Bronchoalveolar lavage (BAL)
Three days after the last OVA challenge, lungs were lavaged via a tracheal cannula with 2 × 1 ml PBS, and the leukocytes in the lavage fluid were counted. After centrifugation, BAL fluid was frozen for further analysis. Cytospin slides of BAL cells were stained with a fast staining procedure (HAEME-Schnellfärbung, Labor + Technik Eberhard Lehmann, Berlin, Germany), according to the manufacturer’s instructions. The percentages of eosinophils, lymphocytes and macrophages in the BAL samples were determined by light microscopy. An example showing the cells that were counted is shown in Supplementary Fig. 7. At least 300 cells per sample were differentially counted by a blinded investigator.
Lungs were fixed by inflation with 1 ml of 4% buffered PFA via a tracheal tube. Further fixation was carried out by incubation of the lungs in the same fixation medium for 24 h. Afterwards lungs were embedded in paraffin and sliced into 5 µm sections with a microtome. After deparaffinization, slices were stained for goblet cells with the periodic acid-Schiff (PAS) method or with hematoxylin and eosin to evaluate the total lung inflammation. Stained slices were analyzed using a light microscope (Olympus BX40, Olympus; Hamburg, Germany). Digital image analysis was performed using ImageJ (National Institutes of Health). Mucus-producing cells in PAS-stained tissue were counted, the length of the airway epithelium was measured and the number of positive cells per µm was calculated.
In vitro cytokine production of mouse lymphocytes
Spleens and lungs were harvested and single cell suspensions were prepared from spleens by mechanical disruption or from lungs by digestion with collagenase type III from Clostridium histolyticum (0.5 mg/ml, Sigma, St. Louis, MO). Erythrocytes were lysed by hypotonic shock. Lymphocytes were then cultured at a concentration of 107/ml in complete tissue culture medium (RPMI 1640 with 10% fetal calf serum, 2 mM L-glutamine, 100 U/ml penicillin, 100 µg/ml streptomycin, all from Biochrom, Berlin, Germany). Cultures were treated with 100 µg/ml OVA (Hyglos GmbH, Germany) or PBS (control) for restimulation. After 48 h of culture, the supernatants were collected and stored at −80 °C until analysis.
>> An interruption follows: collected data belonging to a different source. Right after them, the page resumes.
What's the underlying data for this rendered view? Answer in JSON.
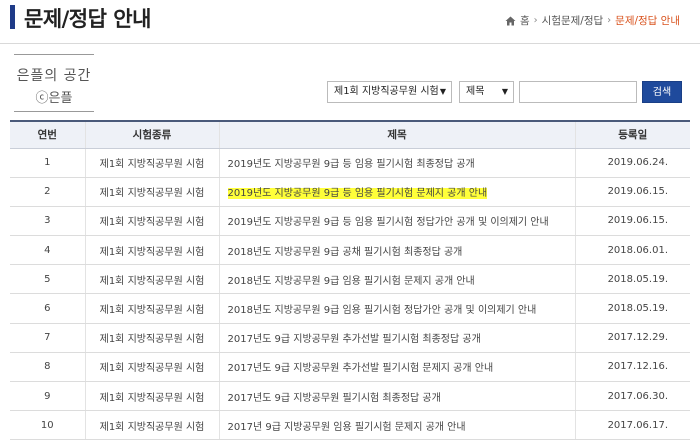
{
  "page": {
    "title": "문제/정답 안내"
  },
  "breadcrumb": {
    "home": "홈",
    "section": "시험문제/정답",
    "current": "문제/정답 안내"
  },
  "watermark": {
    "line1": "은플의 공간",
    "line2": "ⓒ은플"
  },
  "search": {
    "exam_selected": "제1회 지방직공무원 시험",
    "field_selected": "제목",
    "query": "",
    "button_label": "검색"
  },
  "table": {
    "headers": {
      "no": "연번",
      "type": "시험종류",
      "title": "제목",
      "date": "등록일"
    },
    "rows": [
      {
        "no": "1",
        "type": "제1회 지방직공무원 시험",
        "title": "2019년도 지방공무원 9급 등 임용 필기시험 최종정답 공개",
        "date": "2019.06.24."
      },
      {
        "no": "2",
        "type": "제1회 지방직공무원 시험",
        "title": "2019년도 지방공무원 9급 등 임용 필기시험 문제지 공개 안내",
        "date": "2019.06.15."
      },
      {
        "no": "3",
        "type": "제1회 지방직공무원 시험",
        "title": "2019년도 지방공무원 9급 등 임용 필기시험 정답가안 공개 및 이의제기 안내",
        "date": "2019.06.15."
      },
      {
        "no": "4",
        "type": "제1회 지방직공무원 시험",
        "title": "2018년도 지방공무원 9급 공채 필기시험 최종정답 공개",
        "date": "2018.06.01."
      },
      {
        "no": "5",
        "type": "제1회 지방직공무원 시험",
        "title": "2018년도 지방공무원 9급 임용 필기시험 문제지 공개 안내",
        "date": "2018.05.19."
      },
      {
        "no": "6",
        "type": "제1회 지방직공무원 시험",
        "title": "2018년도 지방공무원 9급 임용 필기시험 정답가안 공개 및 이의제기 안내",
        "date": "2018.05.19."
      },
      {
        "no": "7",
        "type": "제1회 지방직공무원 시험",
        "title": "2017년도 9급 지방공무원 추가선발 필기시험 최종정답 공개",
        "date": "2017.12.29."
      },
      {
        "no": "8",
        "type": "제1회 지방직공무원 시험",
        "title": "2017년도 9급 지방공무원 추가선발 필기시험 문제지 공개 안내",
        "date": "2017.12.16."
      },
      {
        "no": "9",
        "type": "제1회 지방직공무원 시험",
        "title": "2017년도 9급 지방공무원 필기시험 최종정답 공개",
        "date": "2017.06.30."
      },
      {
        "no": "10",
        "type": "제1회 지방직공무원 시험",
        "title": "2017년 9급 지방공무원 임용 필기시험 문제지 공개 안내",
        "date": "2017.06.17."
      }
    ]
  },
  "colors": {
    "accent": "#1f3b88",
    "breadcrumb_current": "#d9531e",
    "highlight": "#ffff3a",
    "button": "#1f4a9c"
  }
}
Measurement of cytokines in cell culture supernatants and BAL fluid
Levels of IL13, IL5 and IFNγ were assessed by using optEIA kits (BD Biosciences, Heidelberg, Germany). The TGF-ß1, IL4, IL10 and IL17A was measured with a commercial ELISA set (eBioscience, San Diego, USA), according to the manufacturer’s instructions.
Measurement of OVA-specific IgE
Levels of OVA-specific IgE in serum or BAL fluid were determined by ELISA. Briefly, sample wells of a Nunc maxisorb ELISA plate (Nunc, Wiesbaden, Germany) were coated with 5 μg/ml OVA overnight and then blocked with 1% bovine serum albumin. After incubation with diluted samples, bound OVA-specific antibodies were detected with biotinylated rat anti-mouse IgE (clone R35–72, BD Biosciences). The biotinylated antibody was detected by horseradish peroxidase conjugated extravidin (Sigma, St. Louis, MO) and a TMB substrate kit (eBioscience). A standard curve was generated with a commercial anti-OVA IgE standard (clone 2C6; AbD Serotec, Puchheim, Germany).
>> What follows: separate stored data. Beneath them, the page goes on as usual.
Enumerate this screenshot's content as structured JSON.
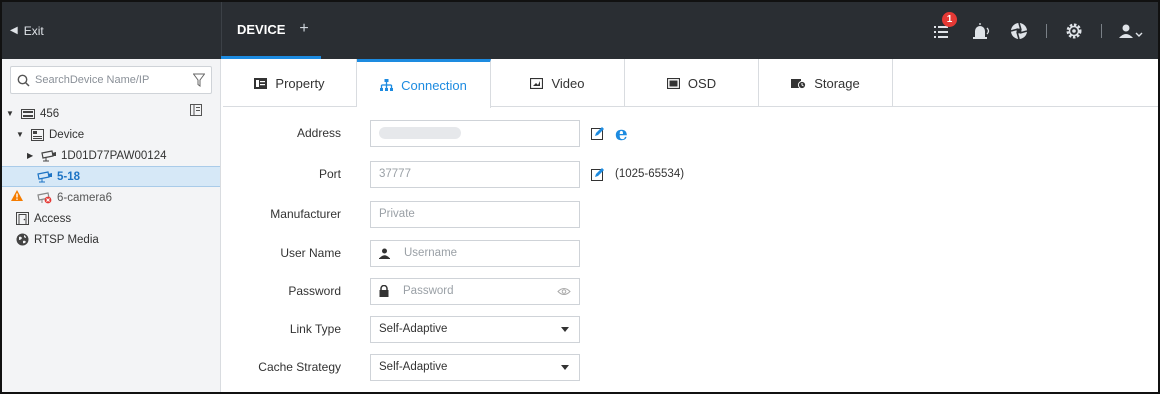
{
  "topbar": {
    "exit_label": "Exit",
    "device_tab": "DEVICE",
    "add_tab": "+",
    "alarm_count": "1"
  },
  "sidebar": {
    "search_placeholder": "SearchDevice Name/IP",
    "tree": {
      "root": "456",
      "device_group": "Device",
      "device_1": "1D01D77PAW00124",
      "device_selected": "5-18",
      "device_warn": "6-camera6",
      "access": "Access",
      "rtsp": "RTSP Media"
    }
  },
  "tabs": [
    {
      "label": "Property",
      "icon": "property-icon"
    },
    {
      "label": "Connection",
      "icon": "connection-icon",
      "active": true
    },
    {
      "label": "Video",
      "icon": "video-icon"
    },
    {
      "label": "OSD",
      "icon": "osd-icon"
    },
    {
      "label": "Storage",
      "icon": "storage-icon"
    }
  ],
  "form": {
    "address": {
      "label": "Address"
    },
    "port": {
      "label": "Port",
      "value": "37777",
      "range": "(1025-65534)"
    },
    "manufacturer": {
      "label": "Manufacturer",
      "value": "Private"
    },
    "username": {
      "label": "User Name",
      "placeholder": "Username"
    },
    "password": {
      "label": "Password",
      "placeholder": "Password"
    },
    "link_type": {
      "label": "Link Type",
      "value": "Self-Adaptive"
    },
    "cache_strategy": {
      "label": "Cache Strategy",
      "value": "Self-Adaptive"
    }
  },
  "colors": {
    "accent": "#1d8be0",
    "topbar": "#2a2e33",
    "badge": "#e53935",
    "warning": "#f57c00",
    "selection": "#d6e8f7"
  }
}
Measurement of OVA-specific IgG1
Levels of OVA-specific IgG1 in serum or BAL fluid were determined by ELISA. Briefly, sample wells of a Nunc maxisorb ELISA plate (Nunc, Wiesbaden, Germany) were coated with 5 mg/ml OVA at 4 °C overnight and then blocked with 5% MMP in Tris buffer. After incubation with diluted samples, bound OVA-specific antibodies were detected with rat anti-mouse IgG1 (clone X56, BD Biosciences). The alkaline phosphatase conjugated antibody was detected with pNPP substrate (4-Nitrophenyl phosphate 1 mg/ml in diethanolamine). A standard curve was generated with a commercial anti-OVA IgG1 standard (clone OVA-14 ascites, Sigma, St. Louis, MO).
In vitro Migration assay
BMDCs were generated as described above. On day 8 BMDCs were activated with 1 ng/ml LPS for 24 hours. On day 9 BMDCs (1 × 105 cells in 200 µl Medium) were loaded in the upper chamber of a Transwell insert (5 μm pore size; Sarstedt, Nümbrecht, Germany), while Medium (600 μl) with or without CCL19 (12,5 ng/ml, Immunotools, Friesoythe, Germany) was added to the lower chamber. After 2 h at 37 °C, migrated cells were harvested from the lower chamber and counted in a Neubauer chamber. For neutralizing endogenous CCL19, BMDCs were treated with anti-CCL19/MIP-3 beta polyclonal antibody (15 µg/ml; R + D, Minneapolis, US) on day 8 for 24 hours. The addition of LPS and anti-CCL19 was carried out simultaneously. On day 9 BMDCs were detached and washed twice with fresh medium to remove the anti-CCL19 antibody prior to the transwell-assay.
Antigen Uptake assay
BMDCs were generated as described above. On day 6 BMDCs (2 × 105 cells in 200 µl Medium) were incubated with FITC labeled-chicken OVA (FITC-OVA; both Sigma, St. Louis, MO) as a model antigen in a final concentration of 0; 1,5; 7,5; 15 and 75 µg/ml for 1 h at 37 °C. Afterwards cells were washed 3 times, fixed and the fluorescence of internalized FITC-OVA was measured in the flow cytometer (Partec, Münster, Germany). Fluorescence values were reported as mean fluorescence intensity (MFI).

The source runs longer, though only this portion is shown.